Envolto numa ligeira sombra mágica, Ayalal conteve a respiração por segundos, enquanto absorvia todo aquele novo mundo. Olhou para Lysa, depois olhou para o horizonte, e voltou a olhar para Lysa, sem palavras.
A jovem riu-se um pouco.
– É uma vista bonita, não é? O resto do mundo – notou.
– É – murmurou Ayalal, afastando-se três passos pelo carreiro pedregoso que descia a pique.
Os olhos de Lysa arregalaram-se, alarmada, e esticou a mão para o agarrar, porém Yudarh atravessou o bastão diante dela, impedindo-a.
Fascinado, o pequeno comtemplou a distância, o azul do céu, as suas nuvens de forma peculiar e, de olhos semicerrados, o próprio Sol. Voltou a escutar o pio agudo do falcão e desta vez viu-o, passando ao largo num voo lento. O bater daquelas asas transmitiam-lhe uma liberdade pura. De seguida, deu mais alguns passos pelo trilho, reparando noutra coisa. Derrapou uma vez, mas a curiosidade deu-lhe uma segurança extra, ajudando-o a equilibrar-se. Acocorou-se junto a uma pedra e ficou muito quieto a observar uma solitária flor. O vento sacudia-a, porém a resiliência da planta ultrapassava a óbvia fragilidade. Esticou um dedo e tocou, suavemente, nas pétalas vermelhas. Era, sem dúvida, o ser mais belo que alguma vez vira.
– É uma papoila. Podes levá-la contigo – disse Lysa que, com cuidado, fora espreitar o que lhe chamara a atenção.
– Não. – Ayalal abanou a cabeça. – Esta é a casa dela, vive aqui. Não posso tirá-la. Estaria a ser mau para ela.
Lysa não insistiu, gostando, na verdade, daquela demonstração de preocupação.

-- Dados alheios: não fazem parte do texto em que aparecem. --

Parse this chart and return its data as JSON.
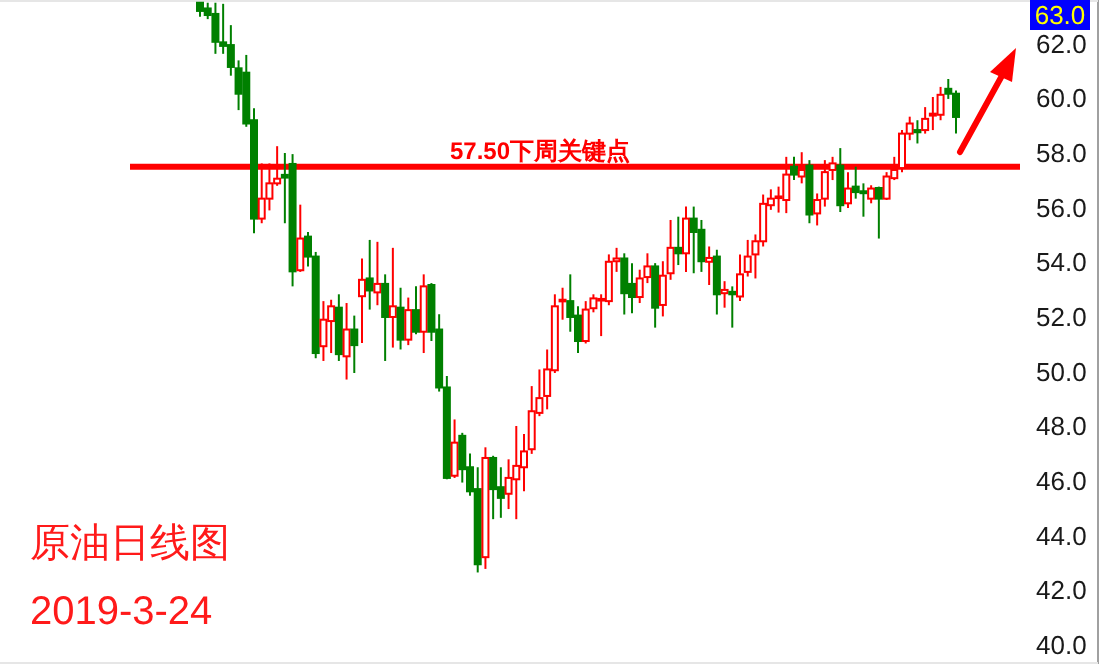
{
  "chart_data": {
    "type": "candlestick",
    "categories": [
      null,
      null,
      null,
      null,
      null,
      null,
      null,
      null,
      null,
      null,
      null,
      null,
      null,
      null,
      null,
      null,
      null,
      null,
      null,
      null,
      null,
      null,
      null,
      null,
      null,
      null,
      null,
      null,
      null,
      null,
      null,
      null,
      null,
      null,
      null,
      null,
      null,
      null,
      null,
      null,
      null,
      null,
      null,
      null,
      null,
      null,
      null,
      null,
      null,
      null,
      null,
      null,
      null,
      null,
      null,
      null,
      null,
      null,
      null,
      null,
      null,
      null,
      null,
      null,
      null,
      null,
      null,
      null,
      null,
      null,
      null,
      null,
      null,
      null,
      null,
      null,
      null,
      null,
      null,
      null,
      null,
      null,
      null,
      null,
      null,
      null,
      null,
      null,
      null,
      null,
      null,
      null,
      null,
      null,
      null,
      null,
      null,
      null,
      null
    ],
    "ohlc": [
      [
        63.5,
        63.5,
        62.99,
        63.2
      ],
      [
        63.29,
        63.5,
        62.9,
        63.05
      ],
      [
        63.09,
        63.5,
        61.63,
        62.07
      ],
      [
        62.05,
        63.46,
        61.63,
        61.92
      ],
      [
        61.95,
        62.68,
        60.83,
        61.15
      ],
      [
        61.1,
        61.39,
        59.57,
        60.17
      ],
      [
        60.94,
        61.59,
        58.96,
        59.08
      ],
      [
        59.2,
        59.64,
        55.06,
        55.6
      ],
      [
        55.6,
        57.62,
        55.43,
        56.33
      ],
      [
        56.33,
        57.62,
        55.9,
        56.89
      ],
      [
        56.89,
        58.25,
        56.8,
        57.06
      ],
      [
        57.2,
        58.0,
        55.43,
        57.1
      ],
      [
        57.6,
        57.96,
        53.12,
        53.67
      ],
      [
        53.71,
        56.11,
        53.65,
        54.87
      ],
      [
        54.94,
        55.11,
        53.85,
        54.21
      ],
      [
        54.21,
        54.38,
        50.49,
        50.68
      ],
      [
        50.93,
        52.58,
        50.39,
        51.9
      ],
      [
        51.85,
        52.63,
        50.68,
        52.39
      ],
      [
        52.34,
        52.83,
        50.39,
        50.64
      ],
      [
        50.56,
        52.51,
        49.71,
        51.54
      ],
      [
        51.54,
        52.05,
        49.95,
        50.97
      ],
      [
        52.76,
        54.14,
        51.05,
        53.36
      ],
      [
        53.41,
        54.82,
        52.27,
        52.97
      ],
      [
        52.9,
        54.75,
        52.43,
        53.21
      ],
      [
        53.21,
        53.56,
        50.39,
        52.0
      ],
      [
        52.0,
        54.53,
        50.88,
        52.39
      ],
      [
        52.34,
        53.07,
        50.81,
        51.17
      ],
      [
        51.17,
        52.71,
        50.97,
        52.25
      ],
      [
        52.25,
        53.12,
        51.37,
        51.46
      ],
      [
        51.46,
        53.56,
        50.68,
        53.12
      ],
      [
        53.17,
        53.24,
        51.12,
        51.46
      ],
      [
        51.54,
        52.1,
        49.27,
        49.42
      ],
      [
        49.42,
        49.84,
        46.06,
        46.11
      ],
      [
        46.19,
        48.25,
        46.11,
        47.4
      ],
      [
        47.65,
        47.76,
        45.94,
        46.43
      ],
      [
        46.5,
        47.0,
        45.46,
        45.62
      ],
      [
        45.7,
        46.5,
        42.65,
        42.95
      ],
      [
        43.21,
        47.23,
        42.78,
        46.84
      ],
      [
        46.84,
        46.92,
        44.6,
        45.7
      ],
      [
        45.77,
        46.5,
        44.65,
        45.38
      ],
      [
        45.53,
        46.79,
        44.97,
        46.11
      ],
      [
        46.06,
        48.01,
        44.6,
        46.55
      ],
      [
        46.5,
        47.72,
        45.62,
        47.08
      ],
      [
        47.16,
        49.47,
        46.99,
        48.55
      ],
      [
        48.49,
        50.08,
        48.37,
        49.03
      ],
      [
        49.11,
        50.81,
        48.62,
        50.08
      ],
      [
        50.05,
        52.83,
        49.95,
        52.39
      ],
      [
        52.58,
        53.07,
        51.9,
        52.63
      ],
      [
        52.58,
        53.56,
        51.46,
        52.0
      ],
      [
        52.05,
        52.39,
        50.68,
        51.12
      ],
      [
        51.12,
        52.58,
        51.03,
        52.27
      ],
      [
        52.32,
        52.83,
        52.17,
        52.68
      ],
      [
        52.63,
        52.83,
        51.3,
        52.66
      ],
      [
        52.58,
        54.29,
        52.43,
        54.02
      ],
      [
        54.04,
        54.53,
        53.65,
        54.14
      ],
      [
        54.14,
        54.33,
        52.09,
        52.87
      ],
      [
        53.21,
        53.97,
        52.14,
        52.73
      ],
      [
        52.73,
        53.73,
        52.51,
        53.41
      ],
      [
        53.46,
        54.33,
        53.24,
        53.85
      ],
      [
        53.85,
        53.97,
        51.61,
        52.34
      ],
      [
        52.44,
        54.04,
        52.02,
        53.51
      ],
      [
        53.6,
        55.55,
        53.36,
        54.53
      ],
      [
        54.53,
        55.67,
        53.9,
        54.33
      ],
      [
        54.33,
        56.04,
        53.65,
        55.6
      ],
      [
        55.6,
        56.04,
        53.6,
        55.11
      ],
      [
        55.19,
        55.55,
        53.65,
        54.04
      ],
      [
        54.02,
        54.58,
        53.17,
        54.16
      ],
      [
        54.21,
        54.46,
        52.09,
        52.83
      ],
      [
        52.87,
        53.31,
        52.34,
        52.99
      ],
      [
        52.92,
        53.12,
        51.61,
        52.83
      ],
      [
        52.75,
        54.29,
        52.58,
        53.56
      ],
      [
        53.65,
        54.82,
        53.48,
        54.21
      ],
      [
        54.29,
        55.02,
        53.41,
        54.77
      ],
      [
        54.77,
        56.48,
        54.58,
        56.14
      ],
      [
        56.09,
        56.67,
        55.92,
        56.33
      ],
      [
        56.36,
        56.77,
        55.82,
        56.41
      ],
      [
        56.28,
        57.86,
        55.8,
        57.21
      ],
      [
        57.5,
        57.86,
        57.01,
        57.21
      ],
      [
        57.14,
        58.03,
        56.89,
        57.38
      ],
      [
        57.54,
        57.74,
        55.43,
        55.75
      ],
      [
        55.79,
        56.52,
        55.35,
        56.28
      ],
      [
        56.33,
        57.74,
        56.04,
        57.3
      ],
      [
        57.38,
        57.86,
        57.01,
        57.62
      ],
      [
        57.54,
        58.18,
        55.84,
        56.09
      ],
      [
        56.16,
        57.3,
        55.99,
        56.7
      ],
      [
        56.77,
        57.5,
        56.33,
        56.57
      ],
      [
        56.6,
        56.89,
        55.67,
        56.53
      ],
      [
        56.33,
        56.82,
        56.16,
        56.7
      ],
      [
        56.72,
        56.77,
        54.87,
        56.33
      ],
      [
        56.33,
        57.3,
        56.28,
        57.14
      ],
      [
        57.08,
        57.86,
        57.01,
        57.38
      ],
      [
        57.45,
        58.84,
        57.3,
        58.71
      ],
      [
        58.71,
        59.33,
        58.47,
        59.08
      ],
      [
        58.84,
        59.2,
        58.35,
        58.76
      ],
      [
        58.84,
        59.68,
        58.71,
        59.25
      ],
      [
        59.37,
        60.05,
        58.84,
        59.44
      ],
      [
        59.4,
        60.42,
        59.2,
        60.13
      ],
      [
        60.35,
        60.71,
        59.98,
        60.17
      ],
      [
        60.17,
        60.29,
        58.71,
        59.32
      ]
    ],
    "colors": [
      "#008000",
      "#008000",
      "#008000",
      "#008000",
      "#008000",
      "#008000",
      "#008000",
      "#008000",
      "#ff0000",
      "#ff0000",
      "#ff0000",
      "#008000",
      "#008000",
      "#ff0000",
      "#008000",
      "#008000",
      "#ff0000",
      "#ff0000",
      "#008000",
      "#ff0000",
      "#008000",
      "#ff0000",
      "#008000",
      "#ff0000",
      "#008000",
      "#ff0000",
      "#008000",
      "#ff0000",
      "#008000",
      "#ff0000",
      "#008000",
      "#008000",
      "#008000",
      "#ff0000",
      "#008000",
      "#008000",
      "#008000",
      "#ff0000",
      "#008000",
      "#008000",
      "#ff0000",
      "#ff0000",
      "#ff0000",
      "#ff0000",
      "#ff0000",
      "#ff0000",
      "#ff0000",
      "#ff0000",
      "#008000",
      "#008000",
      "#ff0000",
      "#ff0000",
      "#ff0000",
      "#ff0000",
      "#ff0000",
      "#008000",
      "#008000",
      "#ff0000",
      "#ff0000",
      "#008000",
      "#ff0000",
      "#ff0000",
      "#008000",
      "#ff0000",
      "#008000",
      "#008000",
      "#ff0000",
      "#008000",
      "#ff0000",
      "#008000",
      "#ff0000",
      "#ff0000",
      "#ff0000",
      "#ff0000",
      "#ff0000",
      "#ff0000",
      "#ff0000",
      "#008000",
      "#ff0000",
      "#008000",
      "#ff0000",
      "#ff0000",
      "#ff0000",
      "#008000",
      "#ff0000",
      "#008000",
      "#008000",
      "#ff0000",
      "#008000",
      "#ff0000",
      "#ff0000",
      "#ff0000",
      "#ff0000",
      "#008000",
      "#ff0000",
      "#ff0000",
      "#ff0000",
      "#008000",
      "#008000"
    ],
    "ylim": [
      39.3,
      63.6
    ],
    "yticks": [
      {
        "value": 40,
        "label": "40.0"
      },
      {
        "value": 42,
        "label": "42.0"
      },
      {
        "value": 44,
        "label": "44.0"
      },
      {
        "value": 46,
        "label": "46.0"
      },
      {
        "value": 48,
        "label": "48.0"
      },
      {
        "value": 50,
        "label": "50.0"
      },
      {
        "value": 52,
        "label": "52.0"
      },
      {
        "value": 54,
        "label": "54.0"
      },
      {
        "value": 56,
        "label": "56.0"
      },
      {
        "value": 58,
        "label": "58.0"
      },
      {
        "value": 60,
        "label": "60.0"
      },
      {
        "value": 62,
        "label": "62.0"
      }
    ],
    "tick_labels": "y",
    "grid": false,
    "ref_lines": [
      {
        "axis": "y",
        "value": 57.5,
        "label": "57.50下周关键点",
        "color": "#ff0000"
      }
    ],
    "annotations": [
      "原油日线图",
      "2019-3-24",
      "63.0"
    ]
  }
}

A poucos metros deles, Yudarh acabou por se sentar à entrada do túnel, lançando-lhes uma mirada serena, antes de perder os pensamentos no vasto horizonte.

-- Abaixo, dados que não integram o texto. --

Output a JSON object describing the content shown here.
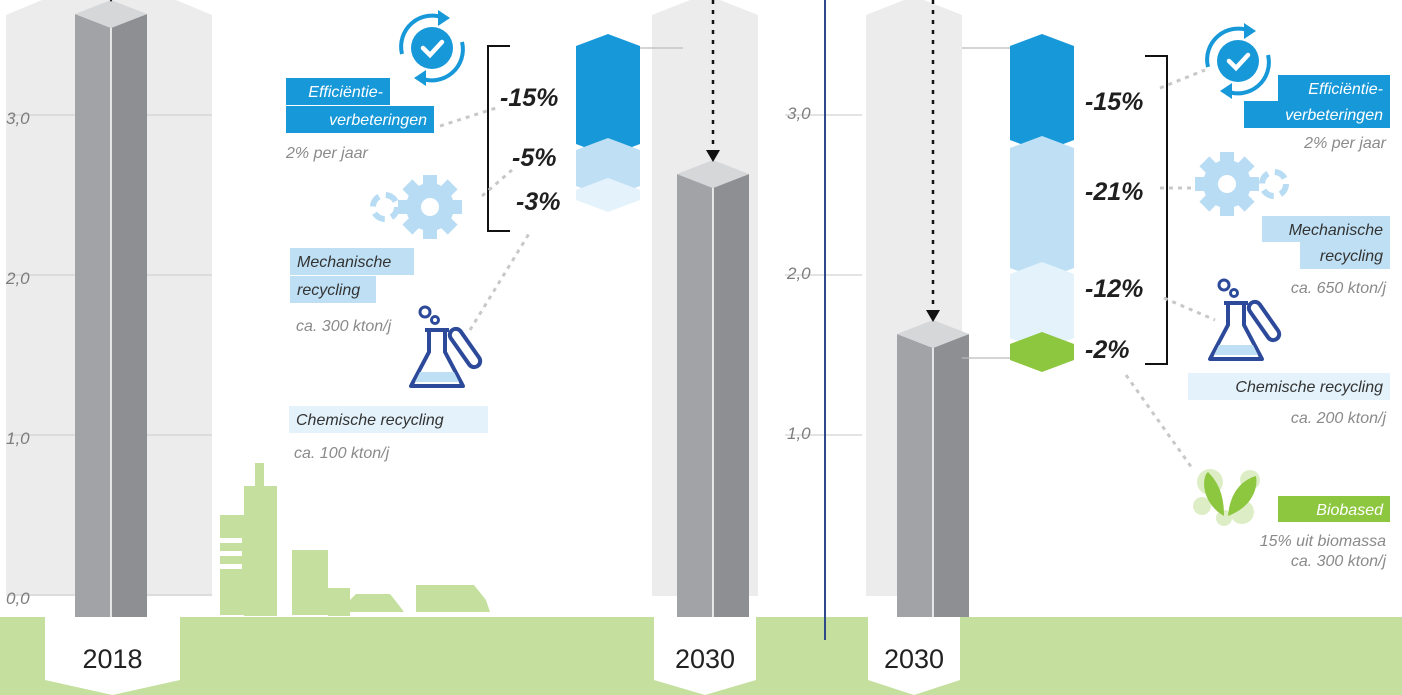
{
  "chart_data": {
    "type": "bar",
    "ylim": [
      0,
      3.5
    ],
    "y_ticks": [
      "0,0",
      "1,0",
      "2,0",
      "3,0"
    ],
    "bars": [
      {
        "year": "2018",
        "value": 3.65
      },
      {
        "year": "2030",
        "value": 2.65
      },
      {
        "year": "2030",
        "value": 1.65
      }
    ],
    "scenarios": [
      {
        "segments": [
          {
            "label": "-15%",
            "color": "#1798d8"
          },
          {
            "label": "-5%",
            "color": "#bfe0f4"
          },
          {
            "label": "-3%",
            "color": "#e4f2fb"
          }
        ],
        "annotations": [
          {
            "title": "Efficiëntie-\nverbeteringen",
            "detail": "2% per jaar",
            "icon": "efficiency-icon"
          },
          {
            "title": "Mechanische\nrecycling",
            "detail": "ca. 300 kton/j",
            "icon": "gear-recycle-icon"
          },
          {
            "title": "Chemische recycling",
            "detail": "ca. 100 kton/j",
            "icon": "flask-icon"
          }
        ]
      },
      {
        "segments": [
          {
            "label": "-15%",
            "color": "#1798d8"
          },
          {
            "label": "-21%",
            "color": "#bfe0f4"
          },
          {
            "label": "-12%",
            "color": "#e4f2fb"
          },
          {
            "label": "-2%",
            "color": "#8dc63f"
          }
        ],
        "annotations": [
          {
            "title": "Efficiëntie-\nverbeteringen",
            "detail": "2% per jaar",
            "icon": "efficiency-icon"
          },
          {
            "title": "Mechanische\nrecycling",
            "detail": "ca. 650 kton/j",
            "icon": "gear-recycle-icon"
          },
          {
            "title": "Chemische recycling",
            "detail": "ca. 200 kton/j",
            "icon": "flask-icon"
          },
          {
            "title": "Biobased",
            "detail": "15% uit biomassa\nca. 300 kton/j",
            "icon": "leaf-icon"
          }
        ]
      }
    ]
  },
  "colors": {
    "bar": "#a2a3a6",
    "bar_dark": "#8e8f92",
    "bar_top": "#d6d7d9",
    "ground": "#c5df9f",
    "city": "#c5df9f",
    "efficiency": "#1798d8",
    "mechanical": "#bfe0f4",
    "chemical": "#e4f2fb",
    "biobased": "#8dc63f",
    "divider": "#2f4a8a",
    "tab": "#ececec"
  }
}
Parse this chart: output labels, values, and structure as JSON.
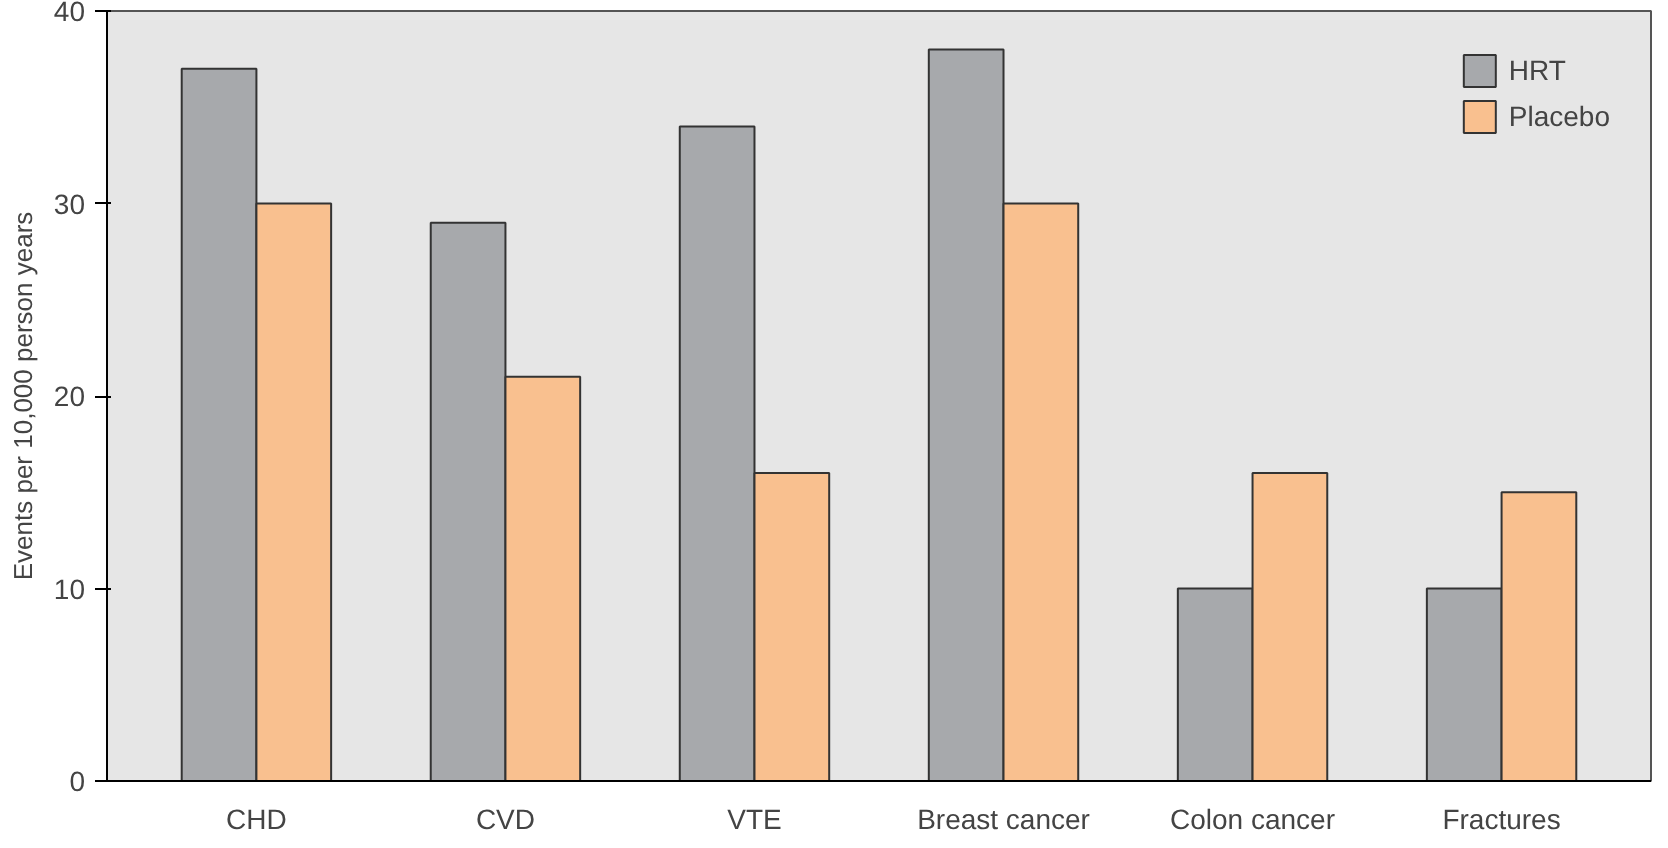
{
  "chart_data": {
    "type": "bar",
    "ylabel": "Events per 10,000 person years",
    "categories": [
      "CHD",
      "CVD",
      "VTE",
      "Breast cancer",
      "Colon cancer",
      "Fractures"
    ],
    "series": [
      {
        "name": "HRT",
        "color": "#a7a9ac",
        "values": [
          37,
          29,
          34,
          38,
          10,
          10
        ]
      },
      {
        "name": "Placebo",
        "color": "#f9c08f",
        "values": [
          30,
          21,
          16,
          30,
          16,
          15
        ]
      }
    ],
    "ylim": [
      0,
      40
    ],
    "yticks": [
      0,
      10,
      20,
      30,
      40
    ],
    "grid": false,
    "legend": "top right"
  }
}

As horas passaram. O Sol subiu mais no céu, até atingir o zénite, enquanto Ayalal fazia várias perguntas sobre o que conseguiam ver dali, o que é que vivia nas florestas… e quando é que poderiam ir ver o mar de perto.
Lysa abriu a boca, hesitando na última resposta.
– Isso… bem… quando fores mais velho.
Ay insuflou as bochechas.
– Amanhã já sou mais velho – notou.
– Ah, sou eu que decido quão mais velho tens de ser – riu-se Lysa. – E agora temos de voltar para casa.
– Já…?
– Já. O Mestre Yudarh usou esse feitiço duas vezes em ti, não devemos abusar da boa vontade dos outros. Voltaremos noutro dia – disse-lhe.
O pequeno fez beicinho, porém acabou por concordar com um aceno. Pouco depois faziam o caminho de regresso pelo túnel, deixando para trás a luz do dia.
Quando chegaram à encruzilhada, Yudarh fez sinal com o bastão para o caminho que os levaria à cidade.
– Podem regressar ao orfanato. – O tom era indiferente e seco, nada a que não estivessem habituados.
Lysa sorriu e fez uma ligeira vénia.
– Agradecemos por tudo, Mestre. Não é, Ay?
Ayalal mirou Yudarh, claramente hesitante, antes de se achegar, não tão subtilmente quanto gostaria, e lhe oferecer um súbito abraço ao nível das pernas.
– Obrigado, Mestre Yu – murmurou, antes de o largar tão depressa quanto o agarrara, indo, muito envergonhado, dar a mão a Lysa.
O tiefling não lhes respondeu. Ficou parado, vendo-os afastarem-se por um momento, antes de ele mesmo voltar aos seus afazeres. Ayalal ainda olhou para trás a tempo de o ver desaparecer pelo lado da encruzilhada que levava à escuridão.